Here comes the leader of the band

By Donna Lampkin Stephens

Derek Stoughton is thoughtful about the direction he’ll take as the new University of Central Arkansas Associate Director of Bands and Director of Athletic Bands.

“I feel one of my responsibilities in this role is to honor the legacy of Brantley Douglas and all the previous directors before him,” said Stoughton, 40, who took the reins from his retiring predecessor on July 1. “What a delightful person Brantley is, very helpful.”

Background photos by Blake Tyson

But beyond honoring Douglas, Stoughton will also put his own stamp on the program.

And he likes what he sees.

“The potential here is through the roof,” he said. “Not only can we get great players and students, but the support from our faculty and administration is remarkable. We’ll hit the ground running in August.”

Stoughton, originally from Kimberley, British Columbia, moved to Texas at 16. He started piano at 7 and drums a few years later, and he eventually gravitated to drums and percussion. He earned a Bachelor of Music in Music Studies and Human Learning from the University of Texas and then taught high school band for eight years in public schools in McKinney, Pflugerville and Austin, Texas.

“I loved making music, but I always knew my heart was in teaching, band directing and conducting,” he said. “That was the path.”

And he always had an eye on a collegiate position.

“When I was at UT, I thought I’d go on to be the world’s best Texas high school band director, but as I got involved in wind ensemble, I knew college was what I wanted long-term,” he said. “I wanted to get some good experience teaching in high school, and I’m so grateful for that experience.”

After those eight years, he moved to Stillwater, Okla., to be a full-time graduate student at Oklahoma State, where he earned a Master of Music in Wind Conducting. From there, he was “very lucky” to get a college job at Southeastern Louisiana, where he served as interim director of bands and director of athletic bands and conducted the Wind Symphony and Symphonic Band.

“I was in the right place at the right time,” he said.

After four years at SELA, he went on to the University of Colorado for his Doctor of Musical Arts in Wind Conducting and Literature. He finished that program in May and is still getting used to being referred to as “Dr. Stoughton.”

He accepted the UCA job in late April, moved to Conway in early June, drove to Louisiana to get married June 17, honeymooned with his wife, Ashley (recently hired to teach music at Westside Elementary in Greenbrier), moved her to Conway and started at UCA on July 1.

“It’s been insane,” he said.

Top: Dr. Derek Stoughton earned a bachelor’s degree from the University of Texas. Bottom: Ashley married Derek Stoughton June 17 and they honeymooned in Ireland. They enjoyed a meal Dromoland Castle Hotel in County Clare.

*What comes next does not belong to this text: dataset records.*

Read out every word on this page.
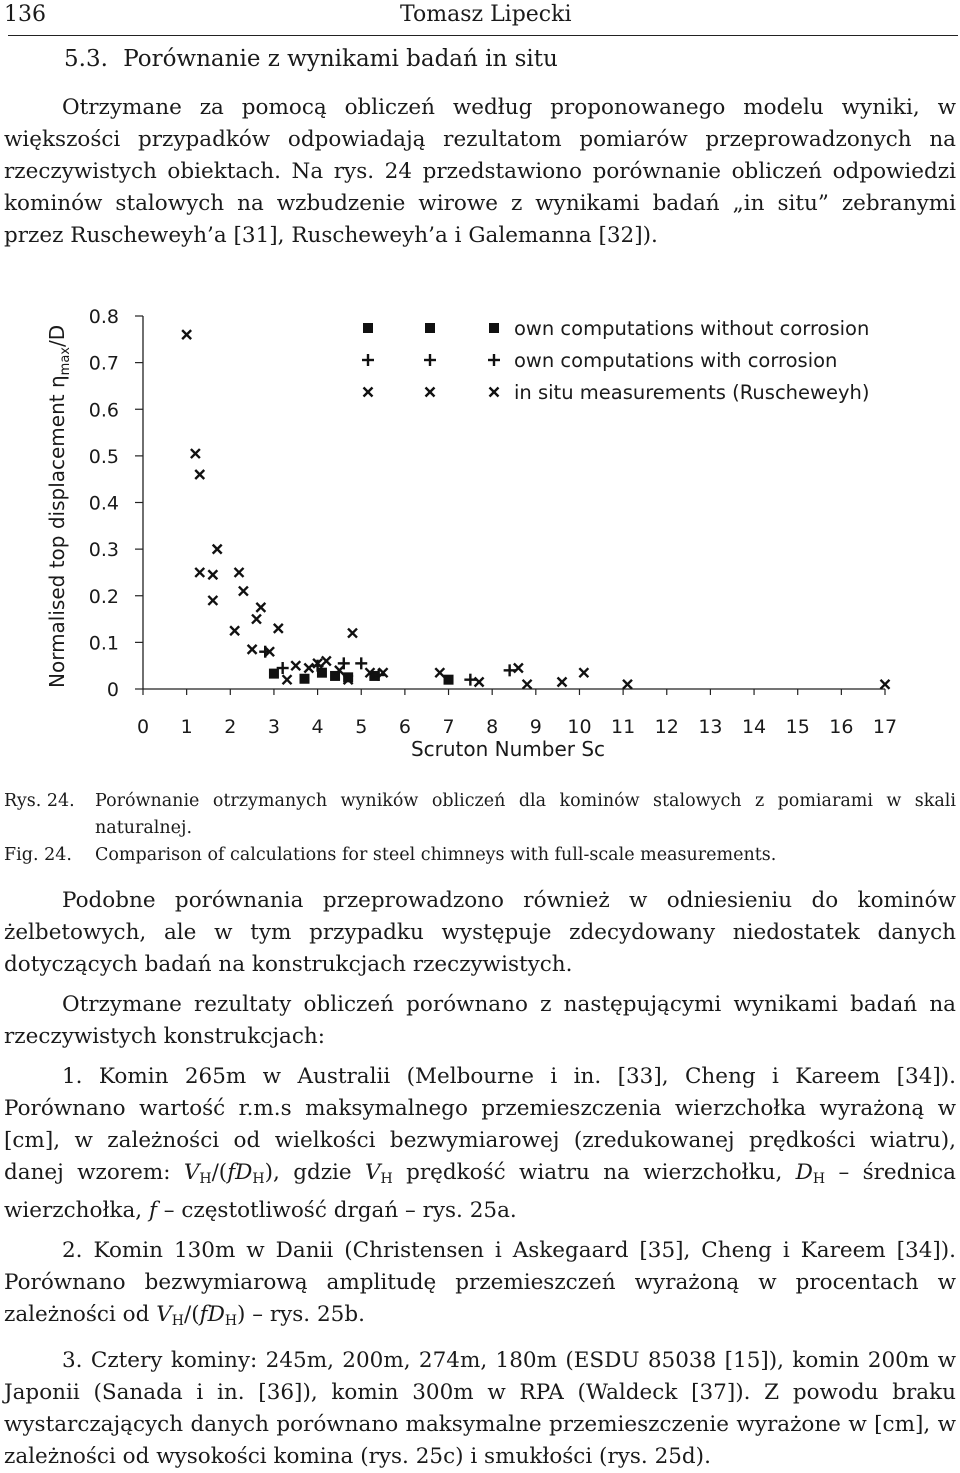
136	Tomasz Lipecki
5.3. Porównanie z wynikami badań in situ

Otrzymane za pomocą obliczeń według proponowanego modelu wyniki, w większości przypadków odpowiadają rezultatom pomiarów przeprowadzonych na rzeczywistych obiektach. Na rys. 24 przedstawiono porównanie obliczeń odpowiedzi kominów stalowych na wzbudzenie wirowe z wynikami badań „in situ” zebranymi przez Ruscheweyh’a [31], Ruscheweyh’a i Galemanna [32]).

0
0.1
0.2
0.3
0.4
0.5
0.6
0.7
0.8
0 1 2 3 4 5 6 7 8 9 10 11 12 13 14 15 16 17
own computations without corrosion
own computations with corrosion
in situ measurements (Ruscheweyh)
Scruton Number Sc
Normalised top displacement $\eta_{max}/D$
Rys. 24. Porównanie otrzymanych wyników obliczeń dla kominów stalowych z pomiarami w skali naturalnej.
Fig. 24. Comparison of calculations for steel chimneys with full-scale measurements.

Podobne porównania przeprowadzono również w odniesieniu do kominów żelbetowych, ale w tym przypadku występuje zdecydowany niedostatek danych dotyczących badań na konstrukcjach rzeczywistych.

Otrzymane rezultaty obliczeń porównano z następującymi wynikami badań na rzeczywistych konstrukcjach:

1. Komin 265m w Australii (Melbourne i in. [33], Cheng i Kareem [34]). Porównano wartość r.m.s maksymalnego przemieszczenia wierzchołka wyrażoną w [cm], w zależności od wielkości bezwymiarowej (zredukowanej prędkości wiatru), danej wzorem: $V_H/(fD_H)$, gdzie $V_H$ prędkość wiatru na wierzchołku, $D_H$ – średnica wierzchołka, f – częstotliwość drgań – rys. 25a.

2. Komin 130m w Danii (Christensen i Askegaard [35], Cheng i Kareem [34]). Porównano bezwymiarową amplitudę przemieszczeń wyrażoną w procentach w zależności od $V_H/(fD_H)$ – rys. 25b.

3. Cztery kominy: 245m, 200m, 274m, 180m (ESDU 85038 [15]), komin 200m w Japonii (Sanada i in. [36]), komin 300m w RPA (Waldeck [37]). Z powodu braku wystarczających danych porównano maksymalne przemieszczenie wyrażone w [cm], w zależności od wysokości komina (rys. 25c) i smukłości (rys. 25d).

Why UCA? “First and foremost, I wanted to be at a place D, and with our Wind Ensemble, Marching Band, choirs and orchestras, that’s happening here,” he said. “I wanted to be where I can be immersed in great music and be around students who want to be the best musicians every day.”

While exploring the job listing, he looked up recordings of the UCA Wind Ensemble, under the direction of Michael Hancock, director of bands, whom he knew. Stoughton also knew Hancock’s wife, Kelly Hancock, who teaches bassoon in the department.

“When this opportunity came up, fortunately they remembered me,” he said. “That’s another lesson — never, ever burn a bridge. You never know when folks are going to come back to you later in life.”

The new Windgate Center for Fine and Performing Arts was “an unbelievable draw.” During his interview, he got to tour the building wearing a hard hat and construction vest.

“It is stunning, and the acoustics … ,” Stoughton said, sighing. “I get giddy thinking about being able to take the Symphonic Band in there.”

Ultimately, though, the UCA music faculty and students sold him.

“I was hoping and praying God would lead my wife and me here,” he said. “The students are incredibly talented and want to learn and do well. We’re going to have a tremendous season. I just can’t wait to get started with them.”

The goal for the Bear Marching Band for football season is to perform three shows — one for every two home games. High School Band Day in September will allow even more musicians to participate “to make the music even better,” Stoughton said.

The final home game of the season will fall on Veterans Day, Nov. 11.

“I don’t want to give away our shows yet, but we’re going to do a nice tribute to our veterans, and we’re really excited about that show,” Stoughton said. “I hope that our community and, most importantly, our students are going to be very impressed with what we can accomplish when we work together for the good of our university.”

He will also be in charge of the Purple Rage Basketball Band and conduct the UCA Symphonic Band.

“I like different things about them,” he said of the two athletic bands. “With football, there’s a much more grand production, what you can do on the field with the numbers of students and adding the visual component. Basketball is a much more intimate setting, and there are more opportunities for the band to influence the team. The visiting team can’t help but hear the heckling and sounds and jeers and chants.”